James’ lips remained clamped shut. The truth was that he was so full of questions-- and no small amount of fear-- that he felt completely stymied. Finally, as Avior used his wand to levitate the teapot and fill a steaming cup, one question pushed to the forefront of his curiosity.

“Why did you let us read your diary?”

Avior smiled as he poured a second cup. “Straight to the root of the matter,” he nodded, “Your forthrightness is one of your strongest traits, Mr. Potter. It’s a gift, really.”

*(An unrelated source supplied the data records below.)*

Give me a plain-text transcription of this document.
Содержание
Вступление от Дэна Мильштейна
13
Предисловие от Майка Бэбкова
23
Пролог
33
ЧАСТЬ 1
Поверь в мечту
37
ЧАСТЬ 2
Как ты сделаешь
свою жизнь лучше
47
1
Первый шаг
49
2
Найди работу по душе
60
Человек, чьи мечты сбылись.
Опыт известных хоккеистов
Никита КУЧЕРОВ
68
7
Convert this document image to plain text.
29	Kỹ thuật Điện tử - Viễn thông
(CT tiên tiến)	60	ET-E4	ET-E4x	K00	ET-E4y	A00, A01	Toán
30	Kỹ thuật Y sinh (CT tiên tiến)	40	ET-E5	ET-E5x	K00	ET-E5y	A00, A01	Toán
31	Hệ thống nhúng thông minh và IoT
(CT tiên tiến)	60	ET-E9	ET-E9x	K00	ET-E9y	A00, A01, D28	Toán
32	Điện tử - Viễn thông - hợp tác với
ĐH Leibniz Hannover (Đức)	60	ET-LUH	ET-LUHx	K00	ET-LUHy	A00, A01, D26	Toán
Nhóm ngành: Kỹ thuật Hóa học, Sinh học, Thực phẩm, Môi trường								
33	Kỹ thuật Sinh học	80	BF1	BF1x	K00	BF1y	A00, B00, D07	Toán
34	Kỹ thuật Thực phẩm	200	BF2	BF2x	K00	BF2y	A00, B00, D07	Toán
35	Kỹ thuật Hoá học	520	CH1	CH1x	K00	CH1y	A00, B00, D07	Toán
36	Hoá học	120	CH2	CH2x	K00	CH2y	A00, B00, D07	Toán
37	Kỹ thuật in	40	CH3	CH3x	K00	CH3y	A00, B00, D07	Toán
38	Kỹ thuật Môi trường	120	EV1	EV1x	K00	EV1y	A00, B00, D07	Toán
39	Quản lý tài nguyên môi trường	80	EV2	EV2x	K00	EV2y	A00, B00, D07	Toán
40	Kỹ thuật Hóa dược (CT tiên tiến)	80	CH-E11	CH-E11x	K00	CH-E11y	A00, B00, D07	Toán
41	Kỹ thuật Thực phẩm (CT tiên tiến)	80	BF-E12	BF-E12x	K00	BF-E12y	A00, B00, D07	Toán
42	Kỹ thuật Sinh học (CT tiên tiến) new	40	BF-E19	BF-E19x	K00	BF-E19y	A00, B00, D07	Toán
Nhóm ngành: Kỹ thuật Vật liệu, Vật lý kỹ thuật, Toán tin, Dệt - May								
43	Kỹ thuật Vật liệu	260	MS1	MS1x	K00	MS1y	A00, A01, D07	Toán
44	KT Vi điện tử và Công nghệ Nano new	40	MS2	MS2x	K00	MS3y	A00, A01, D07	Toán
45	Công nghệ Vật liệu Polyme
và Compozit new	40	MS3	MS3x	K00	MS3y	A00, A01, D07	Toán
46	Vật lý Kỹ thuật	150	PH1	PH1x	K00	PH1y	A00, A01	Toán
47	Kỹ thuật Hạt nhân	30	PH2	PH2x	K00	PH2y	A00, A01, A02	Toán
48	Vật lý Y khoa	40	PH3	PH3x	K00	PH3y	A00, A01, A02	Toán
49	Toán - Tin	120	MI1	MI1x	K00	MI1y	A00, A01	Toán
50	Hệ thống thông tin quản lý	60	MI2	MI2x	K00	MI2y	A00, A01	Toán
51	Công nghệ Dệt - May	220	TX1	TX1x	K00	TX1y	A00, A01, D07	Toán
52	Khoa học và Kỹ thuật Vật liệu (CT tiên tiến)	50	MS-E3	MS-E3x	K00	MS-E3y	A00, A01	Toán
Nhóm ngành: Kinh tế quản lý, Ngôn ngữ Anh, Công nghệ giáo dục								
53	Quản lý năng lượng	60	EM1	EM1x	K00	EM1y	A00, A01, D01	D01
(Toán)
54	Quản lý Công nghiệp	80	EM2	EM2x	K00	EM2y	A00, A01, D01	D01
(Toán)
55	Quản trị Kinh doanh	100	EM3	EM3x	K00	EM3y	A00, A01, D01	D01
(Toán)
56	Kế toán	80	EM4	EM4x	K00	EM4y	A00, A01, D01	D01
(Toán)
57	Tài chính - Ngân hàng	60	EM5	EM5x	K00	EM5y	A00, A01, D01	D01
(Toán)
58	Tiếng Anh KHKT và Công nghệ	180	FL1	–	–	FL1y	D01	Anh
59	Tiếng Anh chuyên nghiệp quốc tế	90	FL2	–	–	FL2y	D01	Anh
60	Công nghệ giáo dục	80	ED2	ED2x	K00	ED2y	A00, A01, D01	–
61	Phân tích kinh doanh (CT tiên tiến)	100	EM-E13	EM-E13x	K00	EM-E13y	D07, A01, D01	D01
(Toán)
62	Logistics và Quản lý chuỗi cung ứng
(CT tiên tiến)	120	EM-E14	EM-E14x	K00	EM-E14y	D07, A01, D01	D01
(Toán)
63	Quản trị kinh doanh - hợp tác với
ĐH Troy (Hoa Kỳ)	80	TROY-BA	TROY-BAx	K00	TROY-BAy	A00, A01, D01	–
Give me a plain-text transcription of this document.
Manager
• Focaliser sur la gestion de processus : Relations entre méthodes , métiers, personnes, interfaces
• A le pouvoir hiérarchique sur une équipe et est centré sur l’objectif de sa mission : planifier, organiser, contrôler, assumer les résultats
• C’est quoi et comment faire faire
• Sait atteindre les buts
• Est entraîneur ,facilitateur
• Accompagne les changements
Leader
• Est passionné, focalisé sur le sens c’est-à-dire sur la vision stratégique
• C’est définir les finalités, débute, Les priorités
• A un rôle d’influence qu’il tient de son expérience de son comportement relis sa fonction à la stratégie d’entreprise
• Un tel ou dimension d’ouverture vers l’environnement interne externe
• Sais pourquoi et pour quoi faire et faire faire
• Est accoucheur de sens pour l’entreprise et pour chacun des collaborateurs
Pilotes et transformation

He finished pouring the tea, and then settled himself into a large armchair opposite the sofa. He stared at James over his raised teacup, smiling faintly.

“I allowed you to read my diary, Mr. Potter,” he answered slowly, “because I wished you to. I knew you were curious about me. That is why I invited you to my quarters, if you’ll recall. I knew that if we were to be friends… and perhaps even compatriots… then we needed to start with a foundation of trust and honesty. I already knew your story, James. I have been quite a student of your exploits, albeit secretly. It was only fair, then, that you should know mine.”

James shook his head, confused. “But… why? What’s the point? I mean, I feel sort of bad for what happened to you and all--”

“Tut,” Avior said, closing his eyes and raising a thin hand. “You misunderstand me, James. You really might try being a bit more like Ms. Hendricks here. She understands these things very well, I suspect. Am I correct, young lady?”